Temmuz ayının ortasından itibaren Türkiye terörle mücadelede yeni bir safhaya geçti. Bu durumun en önemli sebebi, PKK'nın 15 Temmuz'da ilan ettiği ve çözüm sürecini bitiren "devrimci halk savaşı"ydı. PKK'nın bu çerçevedeki yeni stratejisinin birbirleriyle bağlantılı iki önemli ayağı vardı: Savaşı şehirlere taşımak ve politik anlamda hiçbir karşılığı olmayan özyönetim ilanları.
PKK'nın hesabı netti. Hendek kazılarak izole edilen yerlerde özyönetim ilan edilecek ve bu bölgeler silahla korunacaktı. Böylece ihdas edilen egemenlik alanı siyasetin değil silahın bir kazanımı olarak sunulacaktı.

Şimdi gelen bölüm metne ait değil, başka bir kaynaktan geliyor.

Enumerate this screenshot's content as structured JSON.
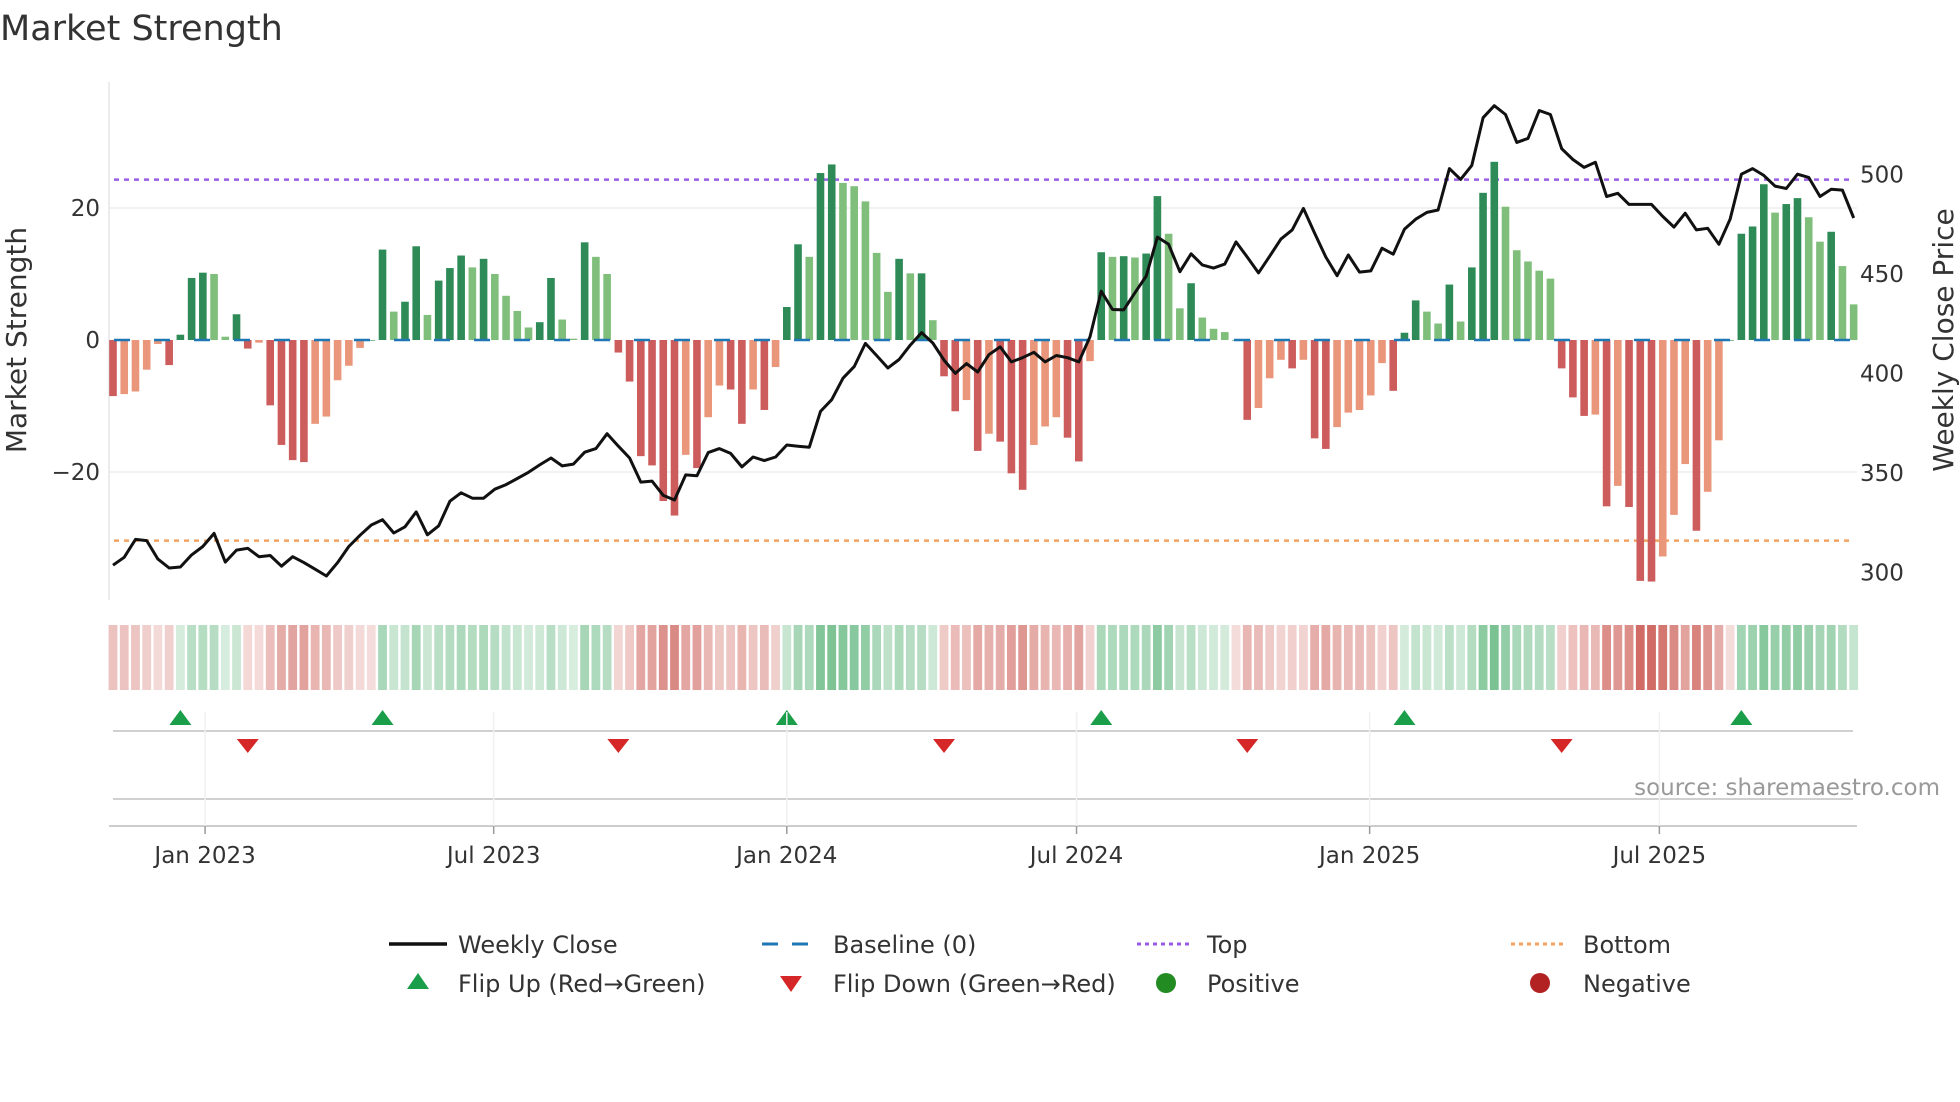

Örgüt açık bir şekilde halkın değerlerini, mahremini, sosyal hayatını kendi dar hesaplarına kurban etti. Bu maksimalist ve irrasyonel çizgiden en çok olumsuz etkilenen kesim ise şüphesiz bölge halkı oldu. Sadece Sur'da beş yüzün üzerinde iş yeri kapandı, binlerce kişi işini kaybetti ve ilçenin neredeyse yarısı göç etmek zorunda kaldı. Silvan, Cizre ve Silopi gibi bölgeler de hesaba katıldığında ortaya çıkan tablo endişe verici.

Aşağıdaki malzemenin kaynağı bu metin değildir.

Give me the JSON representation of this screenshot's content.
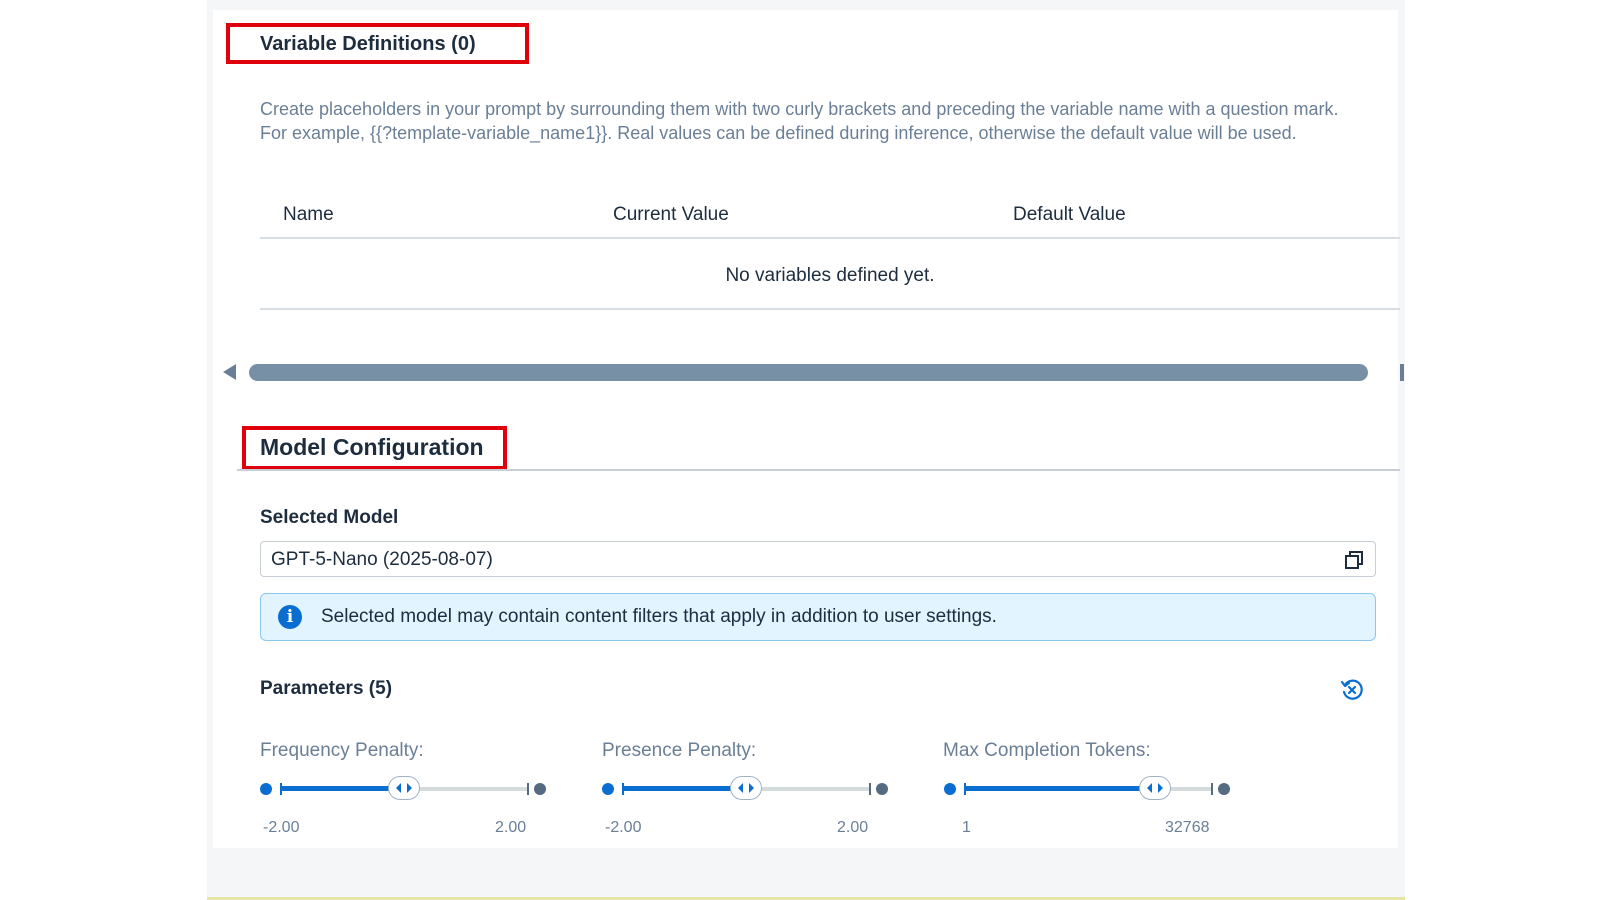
{
  "variable_definitions": {
    "title": "Variable Definitions (0)",
    "description": "Create placeholders in your prompt by surrounding them with two curly brackets and preceding the variable name with a question mark. For example, {{?template-variable_name1}}. Real values can be defined during inference, otherwise the default value will be used.",
    "columns": [
      "Name",
      "Current Value",
      "Default Value"
    ],
    "empty_message": "No variables defined yet."
  },
  "model_configuration": {
    "title": "Model Configuration",
    "selected_model_label": "Selected Model",
    "selected_model_value": "GPT-5-Nano (2025-08-07)",
    "info_message": "Selected model may contain content filters that apply in addition to user settings."
  },
  "parameters": {
    "title": "Parameters (5)",
    "sliders": [
      {
        "label": "Frequency Penalty:",
        "min": "-2.00",
        "max": "2.00",
        "level": 0.5
      },
      {
        "label": "Presence Penalty:",
        "min": "-2.00",
        "max": "2.00",
        "level": 0.5
      },
      {
        "label": "Max Completion Tokens:",
        "min": "1",
        "max": "32768",
        "level": 0.77
      }
    ]
  },
  "colors": {
    "highlight": "#e0000b",
    "accent": "#0a6ed1"
  },
  "icons": {
    "model_picker": "copy-icon",
    "info": "info-icon",
    "reset": "reset-icon"
  }
}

İşin ilginç tarafı bu durumun örgüt tarafından pek kaale alınmaması ve eleştirel tavır takınanların alenen tehdit edilmesidir. Evlerin duvarlarının yıkılması, camilerin silah deposuna çevrilmesi ve yeri geldiğinde kundaklanması bölge halkının değerlerine birer saldırı niteliğinde ve hafızalara sembolik hatıralar olarak kazınmaktadır. Bu durumun net sonucu örgüt ile halk arasında var olan makasın daha da açılmasıdır. Dolayısıyla gelinen noktada örgütün kendi tabanı saydığı kesimler nezdinde bile marjinalleştiğini ifade etmek zor değil. Bu süreç örgütle tabanı saydığı kesim arasında bir yüzleşme olarak yorumlanabilir; bunun bir hesaplaşmaya dönüşüp dönüşmeyeceğini ilerde göreceğiz.
Sonuç olarak, örgütün yeni stratejisinin ve bölgenin topografik özelliklerinin kamu düzeninin yeniden sağlanmasını zorlaştırdığı çok açık. Bu noktada hükümete düşen, olağanüstü durumun bir an önce aşılması için adım atmak ve hayatın normalleşmesini sağlayacak ortamı tesis etmektir.